2. Zoek de koppelingsafstelschroef aan de linkerkant van de motor, vlakbij de onderkant. Het is een kleine, ronde schroef met een borgmoer.
3. Draai de borgmoer los met een sleutel. (Draai de moer ongeveer drie slagen. Gebruik een sleutel van 10 mm.)
4. Draai met een platte schroevendraaier de koppelingsafstelschroef rechtsom totdat deze contact maakt met de koppelingsdrukstang.
5. Draai de koppelingsafstelschroef een kwartslag terug. Gebruik een platte schroevendraaier.

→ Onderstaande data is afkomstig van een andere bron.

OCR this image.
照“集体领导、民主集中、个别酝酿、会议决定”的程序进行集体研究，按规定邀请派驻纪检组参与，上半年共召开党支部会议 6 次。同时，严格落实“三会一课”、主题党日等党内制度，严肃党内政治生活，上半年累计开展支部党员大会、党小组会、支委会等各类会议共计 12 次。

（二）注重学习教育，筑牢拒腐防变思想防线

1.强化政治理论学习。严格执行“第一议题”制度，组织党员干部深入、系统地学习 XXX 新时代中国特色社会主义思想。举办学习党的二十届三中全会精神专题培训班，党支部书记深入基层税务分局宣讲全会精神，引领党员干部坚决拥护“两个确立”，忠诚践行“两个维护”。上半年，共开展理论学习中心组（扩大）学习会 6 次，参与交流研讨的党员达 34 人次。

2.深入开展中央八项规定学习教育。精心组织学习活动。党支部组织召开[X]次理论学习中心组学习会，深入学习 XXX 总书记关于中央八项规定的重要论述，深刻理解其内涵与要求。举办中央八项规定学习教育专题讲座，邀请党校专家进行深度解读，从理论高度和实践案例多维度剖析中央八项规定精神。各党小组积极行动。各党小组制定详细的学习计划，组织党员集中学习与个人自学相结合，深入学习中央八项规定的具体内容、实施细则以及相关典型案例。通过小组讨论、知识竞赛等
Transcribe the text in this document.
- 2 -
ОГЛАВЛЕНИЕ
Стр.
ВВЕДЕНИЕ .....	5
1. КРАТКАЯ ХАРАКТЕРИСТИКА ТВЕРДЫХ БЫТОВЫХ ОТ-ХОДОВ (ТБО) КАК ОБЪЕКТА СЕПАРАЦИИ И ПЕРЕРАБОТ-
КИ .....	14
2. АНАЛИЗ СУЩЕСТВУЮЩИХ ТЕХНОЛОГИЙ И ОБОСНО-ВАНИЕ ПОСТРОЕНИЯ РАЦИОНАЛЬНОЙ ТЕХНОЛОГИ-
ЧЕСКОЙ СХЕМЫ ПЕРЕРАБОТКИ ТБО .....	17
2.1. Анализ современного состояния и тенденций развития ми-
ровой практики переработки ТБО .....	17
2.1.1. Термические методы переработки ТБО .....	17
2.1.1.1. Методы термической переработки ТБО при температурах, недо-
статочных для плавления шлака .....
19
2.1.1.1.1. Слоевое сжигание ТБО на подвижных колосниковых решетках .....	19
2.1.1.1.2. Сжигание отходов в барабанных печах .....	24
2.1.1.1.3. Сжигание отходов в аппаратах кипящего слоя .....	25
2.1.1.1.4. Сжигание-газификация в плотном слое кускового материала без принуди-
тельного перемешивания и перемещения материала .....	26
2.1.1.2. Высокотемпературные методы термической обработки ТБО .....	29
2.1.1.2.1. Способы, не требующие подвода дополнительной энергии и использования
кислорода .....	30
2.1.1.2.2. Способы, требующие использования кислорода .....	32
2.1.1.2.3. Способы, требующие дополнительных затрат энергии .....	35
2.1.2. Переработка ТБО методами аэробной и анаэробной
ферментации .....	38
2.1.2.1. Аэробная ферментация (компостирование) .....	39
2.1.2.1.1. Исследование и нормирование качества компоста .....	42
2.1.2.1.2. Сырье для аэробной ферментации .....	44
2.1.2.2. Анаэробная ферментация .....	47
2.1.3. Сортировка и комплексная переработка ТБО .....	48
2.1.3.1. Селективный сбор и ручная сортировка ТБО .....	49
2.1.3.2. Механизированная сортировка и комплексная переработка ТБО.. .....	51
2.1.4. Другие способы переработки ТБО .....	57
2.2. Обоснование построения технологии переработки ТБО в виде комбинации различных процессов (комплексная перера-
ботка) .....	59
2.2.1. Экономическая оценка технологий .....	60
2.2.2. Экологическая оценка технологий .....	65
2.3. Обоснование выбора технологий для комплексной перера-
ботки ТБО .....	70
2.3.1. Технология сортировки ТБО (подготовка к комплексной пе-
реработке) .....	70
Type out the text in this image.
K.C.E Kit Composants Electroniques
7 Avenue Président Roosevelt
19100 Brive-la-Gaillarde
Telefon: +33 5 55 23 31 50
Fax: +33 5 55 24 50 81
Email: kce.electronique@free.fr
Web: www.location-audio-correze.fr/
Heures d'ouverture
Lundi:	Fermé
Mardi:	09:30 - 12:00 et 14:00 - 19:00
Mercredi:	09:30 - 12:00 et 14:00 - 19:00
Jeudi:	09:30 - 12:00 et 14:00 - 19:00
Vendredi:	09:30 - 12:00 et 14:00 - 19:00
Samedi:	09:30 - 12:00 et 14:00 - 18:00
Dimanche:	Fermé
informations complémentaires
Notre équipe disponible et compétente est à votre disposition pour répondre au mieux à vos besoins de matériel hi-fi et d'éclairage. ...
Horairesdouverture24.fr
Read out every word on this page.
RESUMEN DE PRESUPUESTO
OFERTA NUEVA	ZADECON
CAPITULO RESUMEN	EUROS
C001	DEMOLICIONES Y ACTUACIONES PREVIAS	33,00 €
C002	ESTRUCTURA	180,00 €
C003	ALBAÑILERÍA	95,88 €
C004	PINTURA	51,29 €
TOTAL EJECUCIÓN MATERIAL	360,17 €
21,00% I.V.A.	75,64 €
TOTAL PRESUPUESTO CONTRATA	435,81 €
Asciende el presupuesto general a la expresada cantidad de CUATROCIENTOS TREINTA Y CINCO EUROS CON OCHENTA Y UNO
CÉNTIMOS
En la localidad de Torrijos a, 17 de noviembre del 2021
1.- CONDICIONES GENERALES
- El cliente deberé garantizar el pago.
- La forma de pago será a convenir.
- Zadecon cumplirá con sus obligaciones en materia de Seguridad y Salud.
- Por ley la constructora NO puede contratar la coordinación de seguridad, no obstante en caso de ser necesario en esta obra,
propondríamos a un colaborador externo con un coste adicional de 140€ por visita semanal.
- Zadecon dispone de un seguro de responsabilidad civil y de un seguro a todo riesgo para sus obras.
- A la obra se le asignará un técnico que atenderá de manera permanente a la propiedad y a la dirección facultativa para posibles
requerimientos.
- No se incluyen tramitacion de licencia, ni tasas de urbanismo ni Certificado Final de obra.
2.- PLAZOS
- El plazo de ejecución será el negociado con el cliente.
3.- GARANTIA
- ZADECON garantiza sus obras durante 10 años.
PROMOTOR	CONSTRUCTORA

6. Draai de borgmoer vast. Controleer de afstelling elke 10 bedrijfsuren opnieuw.
Als de koppeling slipt, moet u deze mogelijk verder afstellen. Draai hiervoor de koppelingsafstelschroef rechtsom in stappen van een kwartslag totdat de koppeling niet meer slipt. Zorg ervoor dat u de borgmoer na elke afstelling vastdraait.
Als de koppeling sleept, moet u deze mogelijk verder afstellen. Om dit te doen, draait u de koppelingsafstelschroef linksom in stappen van een kwartslag totdat de koppeling niet meer sleept. Zorg ervoor dat u de borgmoer na elke afstelling vastdraait.